Many thermographers have used several commonly accepted “rules of thumb” to attempt to correct for wind. Unfortunately, these simple measures are inadequate. Low temperature problems will still not be made visible, and the complexities of convective heat transfer do not always lend themselves to simple corrections for understanding more advanced problems. Wind speeds as small as 1-5mph can have a significant cooling effect on a thermal signature. Wind speeds above 5 mph can, depending on other conditions, reduce the temperature difference between the abnormal component and ambient to a few degrees or less. Inspections when winds exceed 15 mph should be avoided; when they must be conducted in these adverse conditions, attention should be paid to any and all findings, as they will increase in temperature when the wind speed is reduced. The two images of a set of OCBs (left) were taken under similar loading and ambient air conditions; in the top image the wind was blowing at 15mph while in the lower image it had dropped to 2mph.

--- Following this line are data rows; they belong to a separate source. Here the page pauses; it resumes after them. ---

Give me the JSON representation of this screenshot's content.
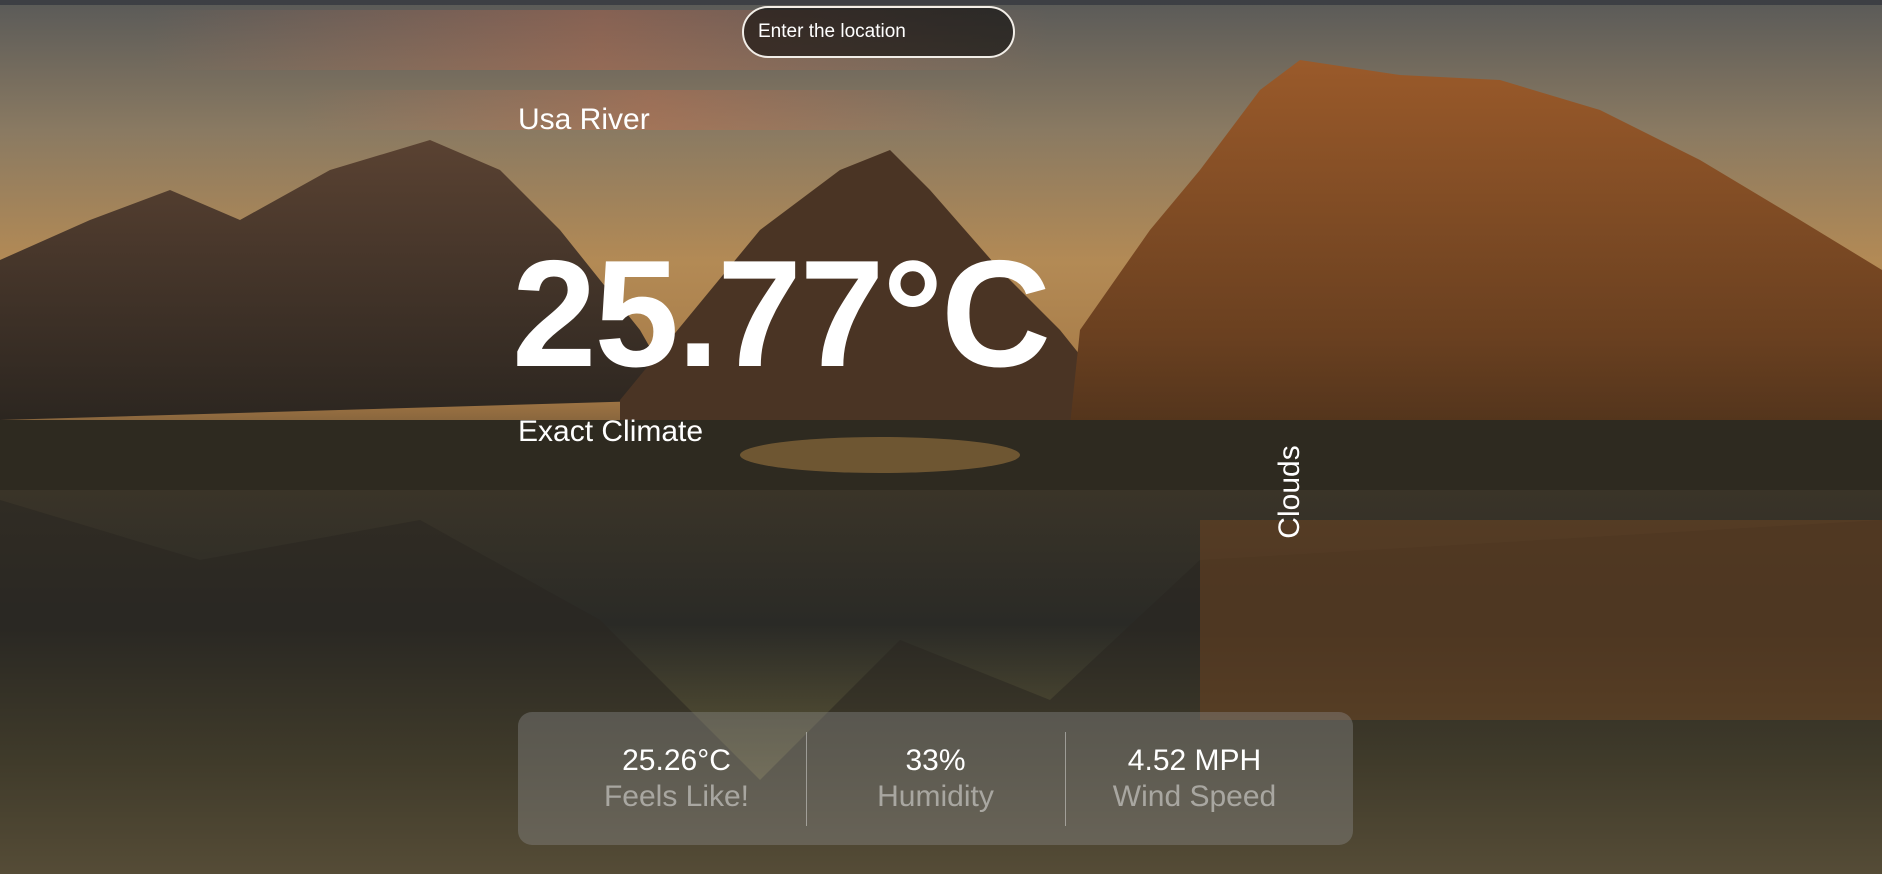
{
  "search": {
    "placeholder": "Enter the location"
  },
  "location": "Usa River",
  "temperature": "25.77°C",
  "description": "Exact Climate",
  "condition": "Clouds",
  "stats": [
    {
      "value": "25.26°C",
      "label": "Feels Like!"
    },
    {
      "value": "33%",
      "label": "Humidity"
    },
    {
      "value": "4.52 MPH",
      "label": "Wind Speed"
    }
  ],
  "background": {
    "scene": "mountain-lake-sunset"
  }
}
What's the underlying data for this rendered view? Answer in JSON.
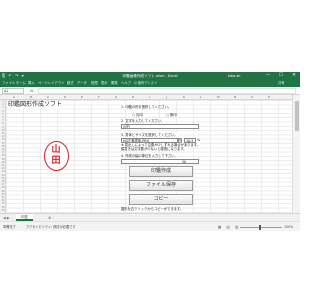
{
  "window": {
    "quick_access": "⎘ ↶ ↷ ▾",
    "title": "印鑑画像作成ソフト.xlsm - Excel",
    "user": "taka.sh",
    "minimize": "—",
    "maximize": "☐",
    "close": "✕"
  },
  "ribbon": {
    "tabs": [
      "ファイル",
      "ホーム",
      "挿入",
      "ページレイアウト",
      "数式",
      "データ",
      "校閲",
      "表示",
      "開発",
      "ヘルプ",
      "Q 操作アシスト",
      "共有"
    ]
  },
  "formula_bar": {
    "name_box": "A1",
    "fx": "fx",
    "value": ""
  },
  "columns": [
    "A",
    "B",
    "C",
    "D",
    "E",
    "F",
    "G",
    "H",
    "I",
    "J",
    "K",
    "L",
    "M",
    "N",
    "O",
    "P"
  ],
  "rows": [
    "1",
    "2",
    "3",
    "4",
    "5",
    "6",
    "7",
    "8",
    "9",
    "10",
    "11",
    "12",
    "13",
    "14",
    "15",
    "16",
    "17",
    "18",
    "19",
    "20",
    "21",
    "22",
    "23",
    "24",
    "25",
    "26",
    "27",
    "28",
    "29",
    "30",
    "31",
    "32",
    "33",
    "34",
    "35"
  ],
  "app": {
    "name": "印鑑図形作成ソフト"
  },
  "stamp": {
    "char1": "山",
    "char2": "田",
    "color": "#d2232a"
  },
  "form": {
    "q1": "1. 印鑑の形を選択してください。",
    "radio1": "○ 丸印",
    "radio2": "○ 角印",
    "q2": "2. 文字を入力してください。",
    "text_value": "山田",
    "q3": "3. 書体とサイズを選択してください。",
    "font_value": "HG正楷書体-PRO",
    "size_value": "10.5",
    "size_unit": "%",
    "q3_note1": "※ 見出しによって位置が少しずれる場合があります。",
    "q3_note2": "縦書きは文字数が少ないと縦長になります。",
    "q4": "4. 作成の幅の単位を入力して下さい。",
    "width_value": "30",
    "btn_create": "印鑑作成",
    "btn_save": "ファイル保存",
    "btn_copy": "コピー",
    "footer_note": "図形を右クリックからコピーができます。"
  },
  "sheet_tabs": {
    "nav": "◀ ▶",
    "active": "印鑑",
    "add": "⊕"
  },
  "status": {
    "ready": "準備完了",
    "accessibility": "アクセシビリティ: 検討が必要です",
    "views": "▦ ▤ ▥",
    "zoom": "100%"
  }
}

Classic heat transfer methodology may be useful to create a thermal model to explore the range of temperatures expected with changes in convection. For instance IEEE Standard 738 does this for bare overhead conductors by taking into account the appropriate thermodynamic and fluid equations for taking wind speed into account, as well as natural convection and radiant cooling effects. It is not possible, however, to apply this same model to all assets under the widely varying situations encountered in the field. Ambient conditions: The impact of changes in ambient may also be significant and difficult to quantify. The primary factors, aside from wind, are changes in air temperature, the impact of solar heating, and the presence of precipitation. The exact impact of changing air temperatures is difficult to predict, Clearly, an increase in air temperature will result in an increase in the measured temperature of a component. Thus, because warmer summer air has less cooling capacity, a high resistance connection will become hotter during hot months. A 70-100F difference in air temperatures between the summer and winter extremes is not unusual. During cold weather, problems that are only slightly warm may be cooled below a point where detection is reliable or even possible.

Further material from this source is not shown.